With Broke closing in, Crane threw overboard part of his water, the lee guns, and a portion of his round shot. Instantly, the
Nautilus
was relieved and bore her sail with greater ease. But Broke continued to close. By 11 the
Shannon
had pulled within cannon shot, and for some unknown reason, Broke hoisted French colors but held his fire. Seeing no need to destroy the
Nautilus
, he kept pressing forward. At midnight he was within musket shot.
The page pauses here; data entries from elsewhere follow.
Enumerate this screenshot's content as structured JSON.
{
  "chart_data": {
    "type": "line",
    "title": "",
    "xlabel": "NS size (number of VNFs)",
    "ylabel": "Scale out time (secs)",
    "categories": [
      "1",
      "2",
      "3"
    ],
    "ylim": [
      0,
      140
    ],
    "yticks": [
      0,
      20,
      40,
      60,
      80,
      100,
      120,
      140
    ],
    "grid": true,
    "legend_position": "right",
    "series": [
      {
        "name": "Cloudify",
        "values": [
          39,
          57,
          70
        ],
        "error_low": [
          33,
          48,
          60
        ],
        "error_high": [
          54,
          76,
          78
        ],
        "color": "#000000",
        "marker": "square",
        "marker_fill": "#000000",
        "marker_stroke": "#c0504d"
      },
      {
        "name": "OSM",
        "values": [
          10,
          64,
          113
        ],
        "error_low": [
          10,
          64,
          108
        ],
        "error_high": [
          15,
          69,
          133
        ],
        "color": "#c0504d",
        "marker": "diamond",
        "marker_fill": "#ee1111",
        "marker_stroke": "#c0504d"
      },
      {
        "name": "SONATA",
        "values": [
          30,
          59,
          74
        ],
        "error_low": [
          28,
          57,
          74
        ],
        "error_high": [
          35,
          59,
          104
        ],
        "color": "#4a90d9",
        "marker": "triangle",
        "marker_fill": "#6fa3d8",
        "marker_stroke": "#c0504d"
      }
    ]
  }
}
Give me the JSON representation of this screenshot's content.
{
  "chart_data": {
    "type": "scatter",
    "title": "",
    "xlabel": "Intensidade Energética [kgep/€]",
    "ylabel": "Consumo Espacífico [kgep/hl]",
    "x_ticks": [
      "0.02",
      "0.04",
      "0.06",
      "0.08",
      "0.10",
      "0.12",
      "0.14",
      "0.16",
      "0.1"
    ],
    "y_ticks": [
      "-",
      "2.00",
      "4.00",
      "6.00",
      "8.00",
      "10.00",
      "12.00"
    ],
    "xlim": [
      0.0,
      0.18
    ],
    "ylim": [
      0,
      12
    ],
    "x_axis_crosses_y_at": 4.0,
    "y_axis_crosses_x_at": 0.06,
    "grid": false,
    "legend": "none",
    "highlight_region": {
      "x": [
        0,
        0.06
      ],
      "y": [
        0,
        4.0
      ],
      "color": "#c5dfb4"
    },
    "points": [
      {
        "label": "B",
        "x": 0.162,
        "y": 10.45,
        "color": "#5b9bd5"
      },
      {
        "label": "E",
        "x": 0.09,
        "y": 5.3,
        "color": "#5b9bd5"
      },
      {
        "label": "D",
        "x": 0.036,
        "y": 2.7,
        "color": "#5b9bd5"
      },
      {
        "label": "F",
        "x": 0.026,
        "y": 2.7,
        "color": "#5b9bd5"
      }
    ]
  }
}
Knowing he could not escape, Crane destroyed his signal books and the dispatches for Rodgers. He then consulted his principal officers and decided to surrender. Crane took in the studding sails and light sails, trained the weather guns aft, and put the helm alee. Broke responded by putting the
Shannon
’s helm up, hoisting a broad pendant and British colors, and ranging up under the
Nautilus
’s lee quarter to accept Crane’s surrender.
In short order, the
Shannon
’s boats rowed over to take possession of the
Nautilus
. They returned later with Lieutenant Crane, who had a strained chat with his captor. Broke then put the officers and crew of the
Nautilus
in the battleship
Africa
, except for Crane, whom he sent back to the
Nautilus
as a lone prisoner with a British prize crew. The
Nautilus
was the first British capture of the war, and for the time being, Broke made her part of his squadron.
 
 
WHILE BROKE WAS corralling the
Nautilus
, Captain Isaac Hull was at sea in the newly refurbished
Constitution
, sailing from Chesapeake Bay to New York with orders to join Rodgers and Decatur. Hull departed the Chesapeake Capes on Sunday morning, July 12, with a fine southwesterly breeze, expecting to be off Sandy Hook within five days. His latest orders showed that the president and Secretary Hamilton were still confused about strategy. Rodgers had already left New York, which Hamilton had had time to learn, and he also knew a powerful British squadron was sailing down from Halifax to the New York area. Nonetheless, Hamilton ordered Hull to sail directly into the jaws of Broke’s fleet and certain disaster. “If . . . you fall in with an enemy vessel,” Hamilton wrote, “you will be guided in your proceedings by your own judgment, bearing in mind, however, that you are not voluntarily to encounter a force superior to your own. On your arrival at New York, you will report yourself to Commodore Rodgers. If he should not be in port, you will remain there till further orders.”